Penghasilan yang Menggiurkan
Dari hasil kerja kerasnya, Nero mengaku bisa mendapatkan pendapatan sekitar Rp 70.000 hingga Rp 100.000 per hari. Pada hari pertama banjir, dia berhasil mendapatkan Rp 100.000 per orang, kemudian turun sedikit menjadi Rp 75.000 pada hari berikutnya.
“Walaupun banjir ini bawa berkah buat kita, namun saya dan rekan-rekan tentunya sangat berharap banjir ini bisa segera surut,” ujarnya.
Bantuan bagi Warga
Banyak warga yang merasa terbantu dengan adanya ojek gerobak ini. Mereka bisa menghemat waktu dan menghindari risiko motor mogok akibat menerjang genangan air. Windy Ismayanti, salah satu warga, mengungkapkan bahwa dirinya tidak berani nekat menerobos banjir karena khawatir motornya mogok.
“Saya tidak berani nekat menerobos karena banjirnya tinggi sekali, takut motor mogok. Ya mending pakai jasa ojek gerobak ini bisa membantu menyeberang banjir. Dan ongkosnya juga gak ditarif tapi seikhlasnya seperti tadi saya ngasih Rp 20.000,” kata Windy.
Cara Kerja Ojek Gerobak
Ojek gerobak ini menggunakan roda kecil yang di atasnya dipasang papan kayu. Sepeda motor dan pengendaranya akan diangkut bersama-sama menggunakan gerobak, lalu didorong melewati genangan air. Dengan cara ini, kendaraan tidak terkena air dan pengendara pun aman.
“Yang diangkut tak hanya sepeda motornya, pengendaranya pun bisa diangkut sekalian di atas gerobak bersama sepeda motornya,” ucap Nero.
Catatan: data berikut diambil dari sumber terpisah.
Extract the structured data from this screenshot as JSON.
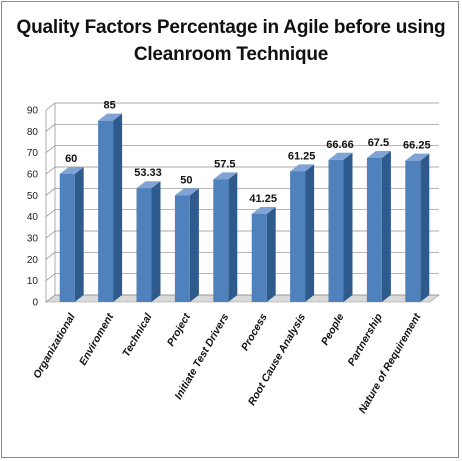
{
  "chart_data": {
    "type": "bar",
    "title": "Quality Factors Percentage in Agile before using Cleanroom Technique",
    "title_lines": [
      "Quality Factors Percentage in Agile before using",
      "Cleanroom Technique"
    ],
    "categories": [
      "Organizational",
      "Enviroment",
      "Technical",
      "Project",
      "Initiate Test Drivers",
      "Process",
      "Root Cause Analysis",
      "People",
      "Partnership",
      "Nature of Requirement"
    ],
    "values": [
      60,
      85,
      53.33,
      50,
      57.5,
      41.25,
      61.25,
      66.66,
      67.5,
      66.25
    ],
    "data_labels": [
      "60",
      "85",
      "53.33",
      "50",
      "57.5",
      "41.25",
      "61.25",
      "66.66",
      "67.5",
      "66.25"
    ],
    "xlabel": "",
    "ylabel": "",
    "ylim": [
      0,
      90
    ],
    "yticks": [
      0,
      10,
      20,
      30,
      40,
      50,
      60,
      70,
      80,
      90
    ],
    "grid": true,
    "legend": "none",
    "style": "3d-column",
    "colors": {
      "bar_front": "#4f81bd",
      "bar_side": "#2f5a8e",
      "bar_top": "#7ea3d4",
      "grid": "#8c8c8c",
      "wall": "#ffffff",
      "floor": "#d9d9d9"
    }
  }
}
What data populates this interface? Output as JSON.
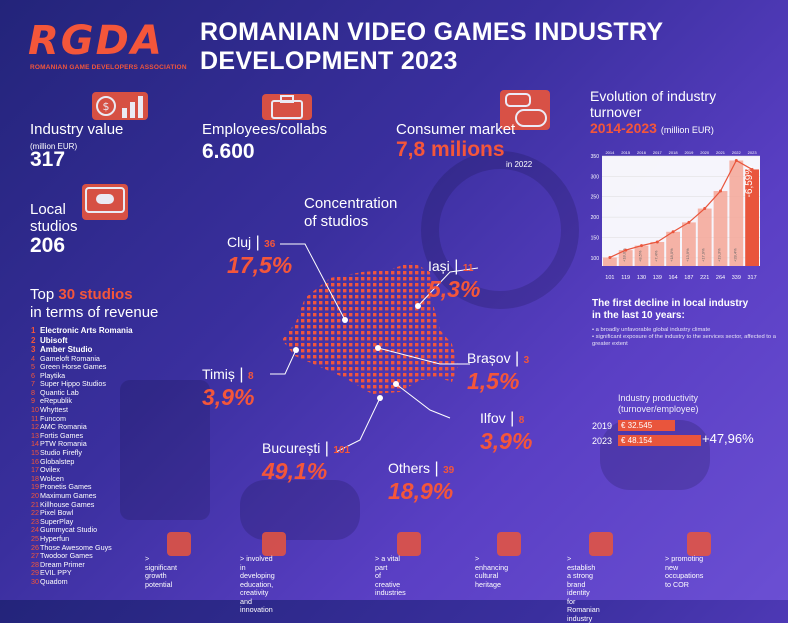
{
  "logo": {
    "text": "RGDA",
    "subtitle": "ROMANIAN GAME DEVELOPERS ASSOCIATION"
  },
  "title": {
    "line1": "ROMANIAN VIDEO GAMES INDUSTRY",
    "line2": "DEVELOPMENT  2023"
  },
  "stats": {
    "industry_value": {
      "label": "Industry value",
      "sub": "(million EUR)",
      "value": "317"
    },
    "employees": {
      "label": "Employees/collabs",
      "value": "6.600"
    },
    "consumer": {
      "label": "Consumer market",
      "value": "7,8 milions",
      "sub": "in 2022"
    },
    "local_studios": {
      "label1": "Local",
      "label2": "studios",
      "value": "206"
    }
  },
  "concentration": {
    "line1": "Concentration",
    "line2": "of studios"
  },
  "regions": [
    {
      "name": "Cluj",
      "count": "36",
      "pct": "17,5%"
    },
    {
      "name": "Iași",
      "count": "11",
      "pct": "5,3%"
    },
    {
      "name": "Brașov",
      "count": "3",
      "pct": "1,5%"
    },
    {
      "name": "Timiș",
      "count": "8",
      "pct": "3,9%"
    },
    {
      "name": "Ilfov",
      "count": "8",
      "pct": "3,9%"
    },
    {
      "name": "București",
      "count": "101",
      "pct": "49,1%"
    },
    {
      "name": "Others",
      "count": "39",
      "pct": "18,9%"
    }
  ],
  "top30": {
    "title_pre": "Top ",
    "title_num": "30 studios",
    "title_post": "in terms of revenue",
    "studios": [
      "Electronic Arts Romania",
      "Ubisoft",
      "Amber Studio",
      "Gameloft Romania",
      "Green Horse Games",
      "Playtika",
      "Super Hippo Studios",
      "Quantic Lab",
      "eRepublik",
      "Whyttest",
      "Funcom",
      "AMC Romania",
      "Fortis Games",
      "PTW Romania",
      "Studio Firefly",
      "Globalstep",
      "Ovilex",
      "Wolcen",
      "Pronetis Games",
      "Maximum Games",
      "Killhouse Games",
      "Pixel Bowl",
      "SuperPlay",
      "Gummycat Studio",
      "Hyperfun",
      "Those Awesome Guys",
      "Twodoor Games",
      "Dream Primer",
      "EVIL PPY",
      "Quadom"
    ]
  },
  "evolution": {
    "title": "Evolution of industry turnover",
    "range": "2014-2023",
    "unit": "(million EUR)"
  },
  "chart_data": {
    "type": "bar",
    "title": "Evolution of industry turnover 2014-2023",
    "ylabel": "(million EUR)",
    "categories": [
      "2014",
      "2015",
      "2016",
      "2017",
      "2018",
      "2019",
      "2020",
      "2021",
      "2022",
      "2023"
    ],
    "values": [
      101,
      119,
      130,
      139,
      164,
      187,
      221,
      264,
      339,
      317
    ],
    "growth_labels": [
      "",
      "+18,0%",
      "+8,5%",
      "+7,4%",
      "+18,0%",
      "+13,9%",
      "+17,9%",
      "+19,3%",
      "+28,4%",
      "-6,59%"
    ],
    "yticks": [
      100,
      150,
      200,
      250,
      300,
      350
    ],
    "ylim": [
      80,
      350
    ]
  },
  "decline": {
    "title1": "The first decline in local industry",
    "title2": "in the last 10 years:",
    "points": [
      "• a broadly unfavorable global industry climate",
      "• significant exposure of the industry to the services sector, affected to a greater extent"
    ]
  },
  "productivity": {
    "title1": "Industry productivity",
    "title2": "(turnover/employee)",
    "rows": [
      {
        "year": "2019",
        "value": "€ 32.545",
        "fraction": 0.676
      },
      {
        "year": "2023",
        "value": "€ 48.154",
        "fraction": 1.0
      }
    ],
    "change": "+47,96%"
  },
  "footer": [
    {
      "line1": "> significant",
      "line2": "growth",
      "line3": "potential"
    },
    {
      "line1": "> involved in",
      "line2": "developing education,",
      "line3": "creativity and innovation"
    },
    {
      "line1": "> a vital part",
      "line2": "of creative",
      "line3": "industries"
    },
    {
      "line1": "> enhancing",
      "line2": "cultural",
      "line3": "heritage"
    },
    {
      "line1": "> establish",
      "line2": "a strong brand identity",
      "line3": "for Romanian industry"
    },
    {
      "line1": "> promoting",
      "line2": "new occupations",
      "line3": "to COR"
    }
  ]
}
Kondisi Banjir yang Mengancam
Genangan air di sepanjang jalan mencapai ketinggian 100 sentimeter, yang setinggi pinggang orang dewasa. Banyak sepeda motor yang mogok akibat nekat menerjang genangan banjir. “Ada juga yang maksa melintas harus rela motornya mogok karena businya kebasahan,” ungkap Nero.
Kesimpulan
Inisiatif ojek gerobak oleh Nero dan teman-temannya di Ciasem merupakan contoh bagaimana masyarakat dapat beradaptasi dengan kondisi darurat. Meskipun banjir menjadi bencana, tetapi dalam situasi ini, banyak hal positif yang muncul. Semoga banjir segera surut, sehingga aktivitas masyarakat dapat kembali normal.